肌を清潔に保つことで、アトピー性皮膚炎が改善しやすくなる
アトピー性皮膚炎の肌は、乾燥してバリア機能が低下している状態にあります。細菌やウィルスなどの外的要因はもちろん、自分自身の汗さえ刺激となり、かゆみや炎症を引き起こしてしまいます。特に黄色ブドウ球菌は、どこにでもいる「身近な菌」ですが、肌についたままにしてしまうと増殖し、アトピー性皮膚炎の症状を悪化させることがわかっています。

汗に含まれる「抗菌ペプチド」がこの黄色ブドウ球菌を殺菌する働きを担っていますが、皮膚に炎症があると、抗菌ペプチドの生産力が低下して、さらに皮膚の炎症が進む悪循環になります。この悪循環を断ち切るためには、入浴で汚れを丁寧に落とし、清潔な状態を保つことが大切です。

汗をかいたらできるだけ早く入浴
本来、汗は「体温調節作用」、「皮膚の保湿作用」、「抗菌ペプチドによる感染防止作用」など、健康を維持するために重要な役割を果たしています。肌にとってメリットのある汗ですが、アトピー性皮膚炎の方は、汗が上手くかけなかったり、汗の量が少なかったりする傾向があると言われています。「汗はかゆみが増すから」と汗をかかないようにするよりも、積極的に汗をかいてアトピー性皮膚炎に負けない、「悪化しにくい肌」を育てることが大切です。

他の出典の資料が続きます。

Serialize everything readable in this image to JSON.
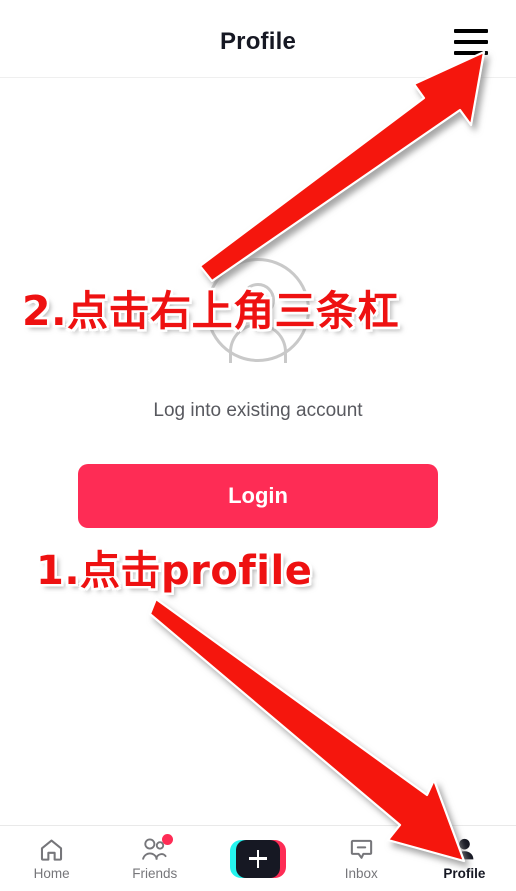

ですが、せっかくかいた汗も、そのまま放置してしまうと、肌への刺激となりかゆみなどの症状を引き起こしてしまいます。できるだけ早いタイミングで入浴して、肌を清潔な状態に戻すようにしましょう。出先などで入浴するのが難しい場合は、ぬれたおしぼりなどで汗を優しく拭きとるだけでも効果があります。ただし、刺激や肌へのダメージにもなりますので、ゴシゴシ拭き取るのは避けましょう。

毎日1度は入浴する
どこにも出かけていなくても、汗をかいたり、代謝したりと、意外と体は汚れているものです。肌を清潔な状態に保つためにも、毎日1度は入浴するようにしましょう。特に、夏場は汗をかきやすい時期になりますので、こまめにシャワー浴をするのもおすすめです。その際は、毎回石けんを使うと必要な皮脂まで取りすぎてしまいますので、シャワーで汗を流すだけにとどめるようにしましょう。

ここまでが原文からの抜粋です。